The video itself is gaudy. It follows fashion trends with flashy clothes, fancy background and fabulous body language and facial expressions by the young Hafiz. Whereas movies and music are generally put down for fahashi (lewdness), it offers a “halal” version of all that glitter, pomp and show. It’s perhaps similar to the creation of tofu-based imitation pork or rather halal meat where animals are poorly treated in suffocating cages and kept in abysmal living conditions but all of that gets washed away by the recitation of the kalima at the time of slaughter.

Finally, another issue that arises from the video is the positioning of Muslim ethics against loose morals. This is relevant in religious places that impose an undue burden through a prohibition on masturbation. A whole generation of Pakistani men has grown up imbibing intense guilt to the point that they have qualms well into their 40s and 50s on a very private individual act. Indeed, there are Pakistani men who struggle to get married soon to avoid the guilt that arises from this private act, as no other act, not even eating non-halal jhatka (non-ritually slaughtered) meat, elicits the same level of OCD behaviour, guilt and shame as the act of masturbation.

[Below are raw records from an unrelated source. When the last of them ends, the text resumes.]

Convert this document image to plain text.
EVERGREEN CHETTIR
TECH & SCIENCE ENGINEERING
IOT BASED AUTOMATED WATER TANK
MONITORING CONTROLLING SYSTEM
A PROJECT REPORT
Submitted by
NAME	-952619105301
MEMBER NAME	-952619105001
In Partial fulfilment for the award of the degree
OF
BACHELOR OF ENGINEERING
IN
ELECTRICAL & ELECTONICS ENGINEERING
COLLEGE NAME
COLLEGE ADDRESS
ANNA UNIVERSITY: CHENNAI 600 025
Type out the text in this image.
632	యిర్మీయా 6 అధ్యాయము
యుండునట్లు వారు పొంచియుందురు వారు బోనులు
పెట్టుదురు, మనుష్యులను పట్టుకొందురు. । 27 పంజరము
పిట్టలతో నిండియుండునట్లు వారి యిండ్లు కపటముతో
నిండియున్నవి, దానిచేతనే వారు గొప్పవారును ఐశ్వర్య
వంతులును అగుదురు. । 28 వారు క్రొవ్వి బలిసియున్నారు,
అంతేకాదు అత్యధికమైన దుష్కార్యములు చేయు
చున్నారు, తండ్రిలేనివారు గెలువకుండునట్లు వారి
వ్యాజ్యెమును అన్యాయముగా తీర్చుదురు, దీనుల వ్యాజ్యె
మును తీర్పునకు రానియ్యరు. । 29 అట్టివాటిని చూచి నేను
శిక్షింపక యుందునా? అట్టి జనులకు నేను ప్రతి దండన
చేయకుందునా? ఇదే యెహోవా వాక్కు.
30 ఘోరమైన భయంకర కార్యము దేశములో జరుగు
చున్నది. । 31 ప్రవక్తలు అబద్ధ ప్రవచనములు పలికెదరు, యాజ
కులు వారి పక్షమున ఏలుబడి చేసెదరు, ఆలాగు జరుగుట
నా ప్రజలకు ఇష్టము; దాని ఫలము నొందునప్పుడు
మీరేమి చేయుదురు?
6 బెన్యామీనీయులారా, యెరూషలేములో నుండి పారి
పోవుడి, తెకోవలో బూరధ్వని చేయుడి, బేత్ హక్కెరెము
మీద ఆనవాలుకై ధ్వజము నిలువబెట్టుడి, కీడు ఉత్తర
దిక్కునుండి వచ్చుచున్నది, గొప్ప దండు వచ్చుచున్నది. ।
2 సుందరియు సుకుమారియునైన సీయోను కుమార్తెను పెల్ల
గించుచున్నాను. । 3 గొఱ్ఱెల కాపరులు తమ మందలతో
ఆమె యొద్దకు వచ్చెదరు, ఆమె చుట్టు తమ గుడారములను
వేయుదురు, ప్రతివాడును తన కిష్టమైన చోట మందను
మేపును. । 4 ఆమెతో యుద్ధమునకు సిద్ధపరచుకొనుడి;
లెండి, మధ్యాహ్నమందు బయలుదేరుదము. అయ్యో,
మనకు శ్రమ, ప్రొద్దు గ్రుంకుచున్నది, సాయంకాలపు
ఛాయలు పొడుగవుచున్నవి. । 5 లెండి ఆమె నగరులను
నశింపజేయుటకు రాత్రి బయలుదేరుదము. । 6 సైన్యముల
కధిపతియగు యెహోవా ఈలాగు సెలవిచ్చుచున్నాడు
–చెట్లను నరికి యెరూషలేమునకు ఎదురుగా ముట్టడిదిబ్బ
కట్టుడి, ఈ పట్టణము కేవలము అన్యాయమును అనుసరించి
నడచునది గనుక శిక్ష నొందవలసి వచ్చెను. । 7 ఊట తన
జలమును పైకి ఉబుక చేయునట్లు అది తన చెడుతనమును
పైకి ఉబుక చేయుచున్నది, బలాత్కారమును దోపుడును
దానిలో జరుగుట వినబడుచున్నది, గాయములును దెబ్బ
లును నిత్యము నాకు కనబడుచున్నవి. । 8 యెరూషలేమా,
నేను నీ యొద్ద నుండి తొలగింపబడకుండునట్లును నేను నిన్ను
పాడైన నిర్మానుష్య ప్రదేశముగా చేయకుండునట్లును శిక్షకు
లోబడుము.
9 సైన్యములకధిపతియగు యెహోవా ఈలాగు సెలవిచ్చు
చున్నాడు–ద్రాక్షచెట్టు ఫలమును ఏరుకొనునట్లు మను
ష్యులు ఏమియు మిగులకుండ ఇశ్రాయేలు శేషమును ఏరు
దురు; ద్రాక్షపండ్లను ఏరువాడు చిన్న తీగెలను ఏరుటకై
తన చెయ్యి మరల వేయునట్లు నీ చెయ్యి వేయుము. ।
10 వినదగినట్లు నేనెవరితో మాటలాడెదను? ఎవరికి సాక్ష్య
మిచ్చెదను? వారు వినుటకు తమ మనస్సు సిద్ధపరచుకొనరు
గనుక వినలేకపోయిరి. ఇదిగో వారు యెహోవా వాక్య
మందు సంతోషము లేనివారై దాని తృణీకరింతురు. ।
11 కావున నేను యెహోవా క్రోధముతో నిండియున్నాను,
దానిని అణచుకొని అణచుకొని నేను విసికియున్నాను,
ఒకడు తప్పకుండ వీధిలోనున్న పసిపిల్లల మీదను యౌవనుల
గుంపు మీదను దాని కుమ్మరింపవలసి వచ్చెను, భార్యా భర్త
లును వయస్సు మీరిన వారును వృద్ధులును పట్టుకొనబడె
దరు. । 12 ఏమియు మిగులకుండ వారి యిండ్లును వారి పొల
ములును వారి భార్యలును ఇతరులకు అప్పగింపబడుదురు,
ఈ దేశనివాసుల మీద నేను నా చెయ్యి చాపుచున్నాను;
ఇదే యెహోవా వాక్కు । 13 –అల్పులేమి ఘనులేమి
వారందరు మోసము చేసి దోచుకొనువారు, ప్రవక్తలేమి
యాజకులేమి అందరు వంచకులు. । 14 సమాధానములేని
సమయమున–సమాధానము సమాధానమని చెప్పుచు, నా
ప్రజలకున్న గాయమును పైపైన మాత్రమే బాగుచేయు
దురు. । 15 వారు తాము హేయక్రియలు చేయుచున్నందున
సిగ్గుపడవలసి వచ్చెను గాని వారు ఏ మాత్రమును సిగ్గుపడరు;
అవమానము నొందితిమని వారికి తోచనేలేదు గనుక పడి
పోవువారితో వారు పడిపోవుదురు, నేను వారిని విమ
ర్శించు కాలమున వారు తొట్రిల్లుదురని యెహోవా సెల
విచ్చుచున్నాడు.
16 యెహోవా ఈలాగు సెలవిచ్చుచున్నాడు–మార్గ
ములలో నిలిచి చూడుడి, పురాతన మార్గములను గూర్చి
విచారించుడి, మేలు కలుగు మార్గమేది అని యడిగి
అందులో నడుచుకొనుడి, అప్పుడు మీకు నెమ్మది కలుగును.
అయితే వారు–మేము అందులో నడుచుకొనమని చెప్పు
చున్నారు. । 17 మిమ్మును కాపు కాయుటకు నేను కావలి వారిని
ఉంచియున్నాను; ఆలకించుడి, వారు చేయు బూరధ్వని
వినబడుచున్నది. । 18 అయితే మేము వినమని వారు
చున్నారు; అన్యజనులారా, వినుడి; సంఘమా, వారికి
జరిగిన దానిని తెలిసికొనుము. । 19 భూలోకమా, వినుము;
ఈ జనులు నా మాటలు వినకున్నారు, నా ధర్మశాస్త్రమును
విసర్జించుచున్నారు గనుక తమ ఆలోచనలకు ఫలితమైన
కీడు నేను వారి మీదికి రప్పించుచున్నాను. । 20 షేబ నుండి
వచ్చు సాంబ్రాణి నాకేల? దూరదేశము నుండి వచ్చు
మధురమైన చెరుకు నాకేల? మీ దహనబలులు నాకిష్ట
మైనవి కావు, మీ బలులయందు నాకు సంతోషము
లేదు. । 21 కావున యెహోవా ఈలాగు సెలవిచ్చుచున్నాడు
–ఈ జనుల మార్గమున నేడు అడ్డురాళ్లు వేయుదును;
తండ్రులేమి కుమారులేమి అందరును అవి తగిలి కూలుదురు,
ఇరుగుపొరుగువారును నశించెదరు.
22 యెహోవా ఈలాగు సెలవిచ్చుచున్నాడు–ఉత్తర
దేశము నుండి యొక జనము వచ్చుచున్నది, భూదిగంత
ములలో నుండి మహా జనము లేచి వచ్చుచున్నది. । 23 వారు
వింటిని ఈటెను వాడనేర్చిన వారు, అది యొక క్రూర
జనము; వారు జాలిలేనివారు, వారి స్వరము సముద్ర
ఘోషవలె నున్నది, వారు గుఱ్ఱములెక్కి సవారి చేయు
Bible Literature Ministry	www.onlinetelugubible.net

Yet, such guilt is unwarranted as there are juristic opinions by Ibn Hanbal (d. 855) that treats the act casually as akin to bloodletting or by Ibn Hazm (d. 1064) who referenced the opinions of several Companions and the tabiun (successors) that showed no issues with it or even advised youth to use it as a deterrent to committing fornication. In contemporary times, even if Pakistanis, with all their prejudice and contempt, ignore the opinion of Ghamidi who linguistically shows that the hifz furuj (protection of private parts) in verses 23:5-6 have no bearing on the permissibility of masturbation, they have to contend with the Arab scholar al-Turayri, who states that guilt and distaste cannot be used as evidence for prohibition. Additionally, Imam Habeeb Alli’s book Intimacy and the Sacred upholds the same permissibility position. But it seems, given the emphasis on an anti-West narrative, especially on the sexual mores front, the time is still not ripe for Pakistanis to overthrow the prohibition narrative on this act. Therefore, the usual quack businesses that prey on guilt-ridden youth and men based on their posters on “jawaani ki ghalatiyan” (indiscretions of youth) may continue to flourish unabated.

In a nutshell, religious groups and organisations are like any other corporate entities where material gains and not “piety” drive their actions and narratives. The gaudy video by the young Hafiz is only a small addition in a long line of similar materialistic endeavours that rest less on Islamic values and more on offering an “Islamic” version of the flashy, trendy and the gaudy. In this regard, an interesting investigation would allow one to highlight the net worth of popular televangelists and religious organisations as they amass tremendous material benefits by catering to the insecurities of the masses. To echo the Qur’an, for YouTube likes, shares and gains, the religious entrepreneurs are only abasing and selling Islam for a paltry price.